The “Vote Yes on 2 for Maine” political action committee has conducted a flurry of spending since it took over the campaign from Rumford attorney Seth Carey in mid-September. The committee, which was registered Sept. 19, has a single donor: Olympia Gaming Maine, LLC, the firm that is proposing a more than $100 million casino in the town of Oxford. Olympia fronted $522,028.97 to the effort on Sept. 15. Since then, money has flowed out of the organization at a steady rate.
Campaign consultants Atlantic Strategies of Fairfield and CDM Communications of Portland, which contracts television, radio and print advertising, began receiving funds right away.

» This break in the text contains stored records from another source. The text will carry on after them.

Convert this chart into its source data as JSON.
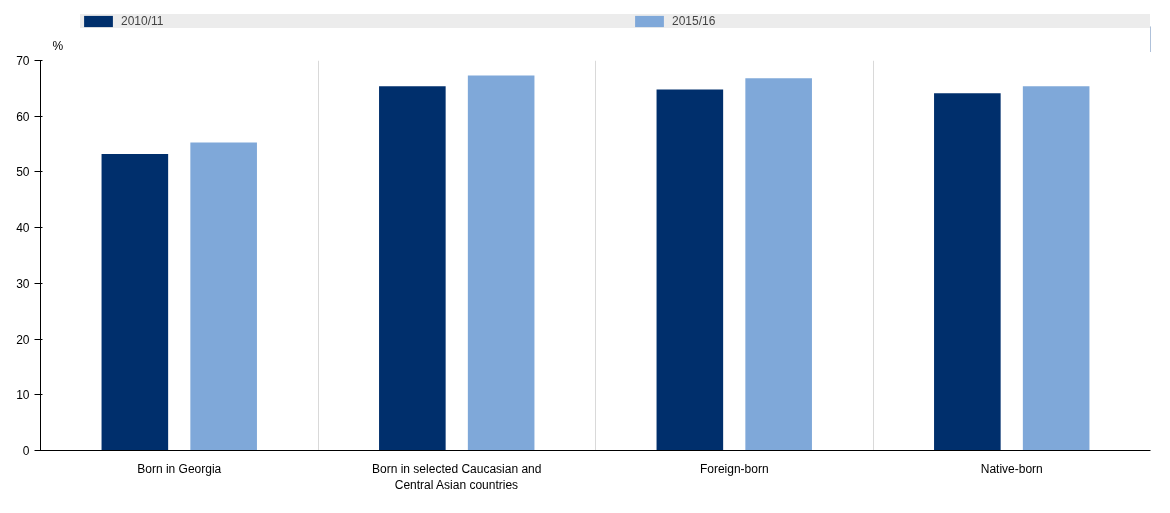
{
  "chart_data": {
    "type": "bar",
    "ylabel": "%",
    "categories": [
      "Born in Georgia",
      "Born in selected Caucasian and Central Asian countries",
      "Foreign-born",
      "Native-born"
    ],
    "series": [
      {
        "name": "2010/11",
        "color": "#002f6c",
        "values": [
          53.2,
          65.4,
          64.8,
          64.1
        ]
      },
      {
        "name": "2015/16",
        "color": "#7fa8d9",
        "values": [
          55.3,
          67.3,
          66.8,
          65.4
        ]
      }
    ],
    "ylim": [
      0,
      70
    ],
    "yticks": [
      0,
      10,
      20,
      30,
      40,
      50,
      60,
      70
    ],
    "grid": "x",
    "legend": "top"
  }
}
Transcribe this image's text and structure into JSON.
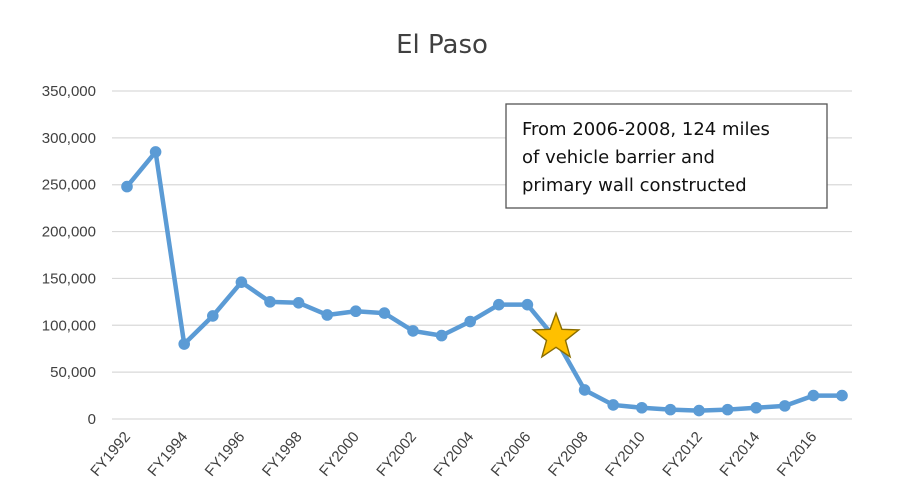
{
  "chart_data": {
    "type": "line",
    "title": "El Paso",
    "xlabel": "",
    "ylabel": "",
    "ylim": [
      0,
      350000
    ],
    "y_ticks": [
      "350,000",
      "300,000",
      "250,000",
      "200,000",
      "150,000",
      "100,000",
      "50,000",
      "0"
    ],
    "y_tick_values": [
      350000,
      300000,
      250000,
      200000,
      150000,
      100000,
      50000,
      0
    ],
    "grid": true,
    "legend": "none",
    "x": [
      "FY1992",
      "FY1993",
      "FY1994",
      "FY1995",
      "FY1996",
      "FY1997",
      "FY1998",
      "FY1999",
      "FY2000",
      "FY2001",
      "FY2002",
      "FY2003",
      "FY2004",
      "FY2005",
      "FY2006",
      "FY2007",
      "FY2008",
      "FY2009",
      "FY2010",
      "FY2011",
      "FY2012",
      "FY2013",
      "FY2014",
      "FY2015",
      "FY2016",
      "FY2017"
    ],
    "x_tick_labels": [
      "FY1992",
      "FY1994",
      "FY1996",
      "FY1998",
      "FY2000",
      "FY2002",
      "FY2004",
      "FY2006",
      "FY2008",
      "FY2010",
      "FY2012",
      "FY2014",
      "FY2016"
    ],
    "series": [
      {
        "name": "El Paso",
        "color": "#5b9bd5",
        "values": [
          248000,
          285000,
          80000,
          110000,
          146000,
          125000,
          124000,
          111000,
          115000,
          113000,
          94000,
          89000,
          104000,
          122000,
          122000,
          85000,
          31000,
          15000,
          12000,
          10000,
          9000,
          10000,
          12000,
          14000,
          25000,
          25000
        ]
      }
    ],
    "annotations": [
      {
        "text_lines": [
          "From 2006-2008, 124 miles",
          "of vehicle barrier and",
          "primary wall constructed"
        ],
        "marker": "star",
        "marker_x": "FY2007",
        "marker_value": 85000,
        "marker_color": "#ffc000"
      }
    ]
  }
}
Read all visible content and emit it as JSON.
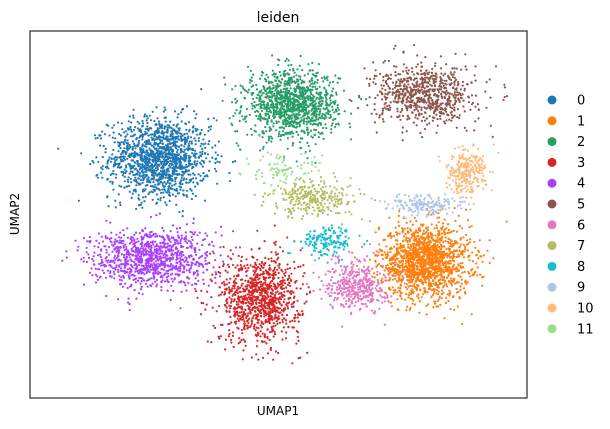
{
  "chart_data": {
    "type": "scatter",
    "title": "leiden",
    "xlabel": "UMAP1",
    "ylabel": "UMAP2",
    "xticks": false,
    "yticks": false,
    "legend": {
      "placement": "right-center",
      "entries": [
        "0",
        "1",
        "2",
        "3",
        "4",
        "5",
        "6",
        "7",
        "8",
        "9",
        "10",
        "11"
      ]
    },
    "palette": [
      "#1f77b4",
      "#ff7f0e",
      "#279e68",
      "#d62728",
      "#aa40fc",
      "#8c564b",
      "#e377c2",
      "#b5bd61",
      "#17becf",
      "#aec7e8",
      "#ffbb78",
      "#98df8a"
    ],
    "xlim": [
      0,
      10
    ],
    "ylim": [
      0,
      10
    ],
    "clusters": [
      {
        "label": "0",
        "center": [
          2.4,
          6.6
        ],
        "spread": [
          1.0,
          1.1
        ],
        "count": 1400
      },
      {
        "label": "1",
        "center": [
          8.2,
          3.5
        ],
        "spread": [
          0.9,
          1.0
        ],
        "count": 1500
      },
      {
        "label": "2",
        "center": [
          5.3,
          8.2
        ],
        "spread": [
          0.9,
          0.9
        ],
        "count": 1200
      },
      {
        "label": "3",
        "center": [
          4.6,
          2.4
        ],
        "spread": [
          0.8,
          1.2
        ],
        "count": 1000
      },
      {
        "label": "4",
        "center": [
          2.2,
          3.6
        ],
        "spread": [
          1.2,
          0.8
        ],
        "count": 1000
      },
      {
        "label": "5",
        "center": [
          8.2,
          8.5
        ],
        "spread": [
          1.0,
          0.8
        ],
        "count": 750
      },
      {
        "label": "6",
        "center": [
          6.7,
          2.8
        ],
        "spread": [
          0.6,
          0.7
        ],
        "count": 400
      },
      {
        "label": "7",
        "center": [
          5.8,
          5.4
        ],
        "spread": [
          0.9,
          0.5
        ],
        "count": 280
      },
      {
        "label": "8",
        "center": [
          6.1,
          4.1
        ],
        "spread": [
          0.5,
          0.4
        ],
        "count": 160
      },
      {
        "label": "9",
        "center": [
          8.2,
          5.2
        ],
        "spread": [
          0.8,
          0.3
        ],
        "count": 170
      },
      {
        "label": "10",
        "center": [
          9.1,
          6.2
        ],
        "spread": [
          0.4,
          0.6
        ],
        "count": 260
      },
      {
        "label": "11",
        "center": [
          5.1,
          6.2
        ],
        "spread": [
          0.8,
          0.5
        ],
        "count": 90
      }
    ]
  }
}
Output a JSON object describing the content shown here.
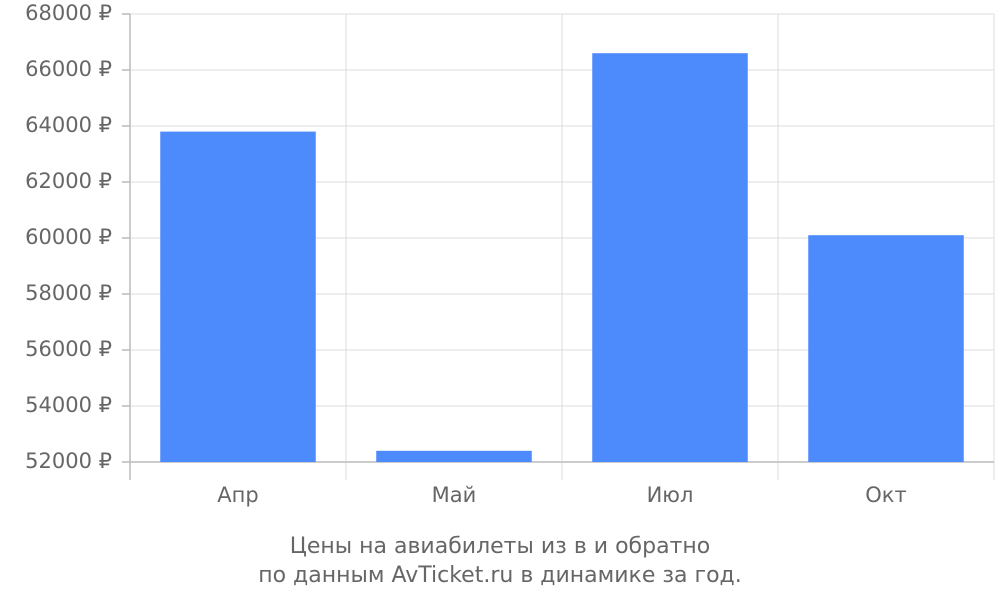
{
  "chart_data": {
    "type": "bar",
    "title": "Цены на авиабилеты из  в  и обратно",
    "subtitle": "по данным AvTicket.ru в динамике за год.",
    "categories": [
      "Апр",
      "Май",
      "Июл",
      "Окт"
    ],
    "values": [
      63800,
      52400,
      66600,
      60100
    ],
    "color": "#4d8afc",
    "ylim": [
      52000,
      68000
    ],
    "yticks": [
      {
        "value": 52000,
        "label": "52000 ₽"
      },
      {
        "value": 54000,
        "label": "54000 ₽"
      },
      {
        "value": 56000,
        "label": "56000 ₽"
      },
      {
        "value": 58000,
        "label": "58000 ₽"
      },
      {
        "value": 60000,
        "label": "60000 ₽"
      },
      {
        "value": 62000,
        "label": "62000 ₽"
      },
      {
        "value": 64000,
        "label": "64000 ₽"
      },
      {
        "value": 66000,
        "label": "66000 ₽"
      },
      {
        "value": 68000,
        "label": "68000 ₽"
      }
    ],
    "grid": true
  }
}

CDM, in the course of two weeks, was paid $158,950, which resulted in dozens of advertising contracts with television, radio, online and print organizations.
“Yes on 2 for Maine” reported a balance of $0 as of Sept. 30.
Carey’s political action committee, which collected signatures that led to the question on the Nov. 4 ballot, known as MaineCasinosNow.com, reported spending $92,394.39 since the beginning of the year, much of which Carey donated as cash or in kind with his own services. His expenditures over a several-month period trace a history of traveling to fairs and special events throughout Maine.
In the end, according to the report, Carey was left with $13,593.57 in debt.